SDID合成双重差分法
·
Xiebro
数据集
- 1989年,California实行了一项名为“99号提案”的选民倡议,该提案是美国第一个现代大规模烟草控制项目,该法案在后续引发了一系列关于室内清洁空气的地方立法;
- 美国各州从 1970 年开始有完整的香烟消费的数据,随着健康理念的深入,到2000 年大部分州也实施了禁烟措施。因此该案例的观察周期是从1970年至2000年之间。出于研究准确性的考虑,删除了部分州的数据,最后样本池中剩下38个州,数据集中包含了年份(Year),人均消费卷烟数(PacksPerCapita)。
library(tidyverse)
dat <- read.csv("datasets/california_prop99.csv")
dat <-
dat |>
pivot_wider(id_cols = "Year",
names_from = "State",
values_from = "PacksPerCapita")
dat |> glimpse()
## Rows: 31
## Columns: 40
## $ Year <int> 1970, 1971, 1972, 1973, 1974, 1975, 1976, 1977, 1978,…

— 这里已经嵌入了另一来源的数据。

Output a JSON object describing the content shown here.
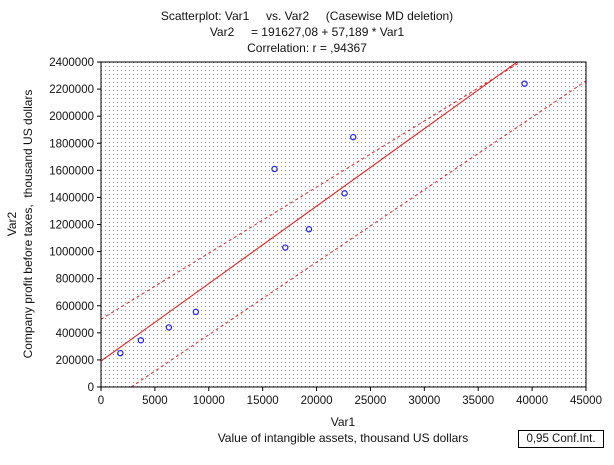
{
  "chart_data": {
    "type": "scatter",
    "title_lines": [
      "Scatterplot: Var1     vs. Var2     (Casewise MD deletion)",
      "Var2     = 191627,08 + 57,189 * Var1",
      "Correlation: r = ,94367"
    ],
    "xlabel_lines": [
      "Var1",
      "Value of intangible assets, thousand US dollars"
    ],
    "ylabel_lines": [
      "Var2",
      "Company profit before taxes,  thousand US dollars"
    ],
    "xlim": [
      0,
      45000
    ],
    "ylim": [
      0,
      2400000
    ],
    "x_ticks": [
      0,
      5000,
      10000,
      15000,
      20000,
      25000,
      30000,
      35000,
      40000,
      45000
    ],
    "x_tick_labels": [
      "0",
      "5000",
      "10000",
      "15000",
      "20000",
      "25000",
      "30000",
      "35000",
      "40000",
      "45000"
    ],
    "y_ticks": [
      0,
      200000,
      400000,
      600000,
      800000,
      1000000,
      1200000,
      1400000,
      1600000,
      1800000,
      2000000,
      2200000,
      2400000
    ],
    "y_tick_labels": [
      "0",
      "200000",
      "400000",
      "600000",
      "800000",
      "1000000",
      "1200000",
      "1400000",
      "1600000",
      "1800000",
      "2000000",
      "2200000",
      "2400000"
    ],
    "points": [
      {
        "x": 1800,
        "y": 250000
      },
      {
        "x": 3700,
        "y": 345000
      },
      {
        "x": 6300,
        "y": 440000
      },
      {
        "x": 8800,
        "y": 555000
      },
      {
        "x": 16100,
        "y": 1610000
      },
      {
        "x": 17100,
        "y": 1030000
      },
      {
        "x": 19300,
        "y": 1165000
      },
      {
        "x": 22600,
        "y": 1430000
      },
      {
        "x": 23400,
        "y": 1845000
      },
      {
        "x": 39300,
        "y": 2240000
      }
    ],
    "regression": {
      "intercept": 191627.08,
      "slope": 57.189
    },
    "confidence_band": {
      "upper": [
        {
          "x": 0,
          "y": 500000
        },
        {
          "x": 42000,
          "y": 2550000
        }
      ],
      "lower": [
        {
          "x": 2800,
          "y": 0
        },
        {
          "x": 45000,
          "y": 2260000
        }
      ]
    },
    "legend_text": "0,95 Conf.Int.",
    "grid": "dense dotted",
    "colors": {
      "points": "#1a1aff",
      "regression": "#e02020",
      "band": "#e02020",
      "grid": "#8a8a8a"
    }
  }
}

## $ Alabama <dbl> 89.8, 95.4, 101.1, 102.9, 108.2, 111.7, 116.2, 117.1,…
## $ Arkansas <dbl> 100.3, 104.1, 103.9, 108.0, 109.7, 114.8, 119.1, 122.…
## $ Colorado <dbl> 124.8, 125.5, 134.3, 137.9, 132.8, 131.0, 134.2, 132.…
## $ Connecticut <dbl> 120.0, 117.6, 110.8, 109.3, 112.4, 110.2, 113.4, 117.…
## $ Delaware <dbl> 155.0, 161.1, 156.3, 154.7, 151.3, 147.6, 153.0, 153.…
## $ Georgia <dbl> 109.9, 115.7, 117.0, 119.8, 123.7, 122.9, 125.9, 127.…
## $ Idaho <dbl> 102.4, 108.5, 126.1, 121.8, 125.6, 123.3, 125.1, 125.…
## $ Illinois <dbl> 124.8, 125.6, 126.6, 124.4, 131.9, 131.8, 134.4, 134.…
## $ Indiana <dbl> 134.6, 139.3, 149.2, 156.0, 159.6, 162.4, 166.6, 173.…
## $ Iowa <dbl> 108.5, 108.4, 109.4, 110.6, 116.1, 120.5, 124.4, 125.…
## $ Kansas <dbl> 114.0, 102.8, 111.0, 115.2, 118.6, 123.4, 127.7, 127.…
## $ Kentucky <dbl> 155.8, 163.5, 179.4, 201.9, 212.4, 223.0, 230.9, 229.…
## $ Louisiana <dbl> 115.9, 119.8, 125.3, 126.7, 129.9, 133.6, 139.6, 140.…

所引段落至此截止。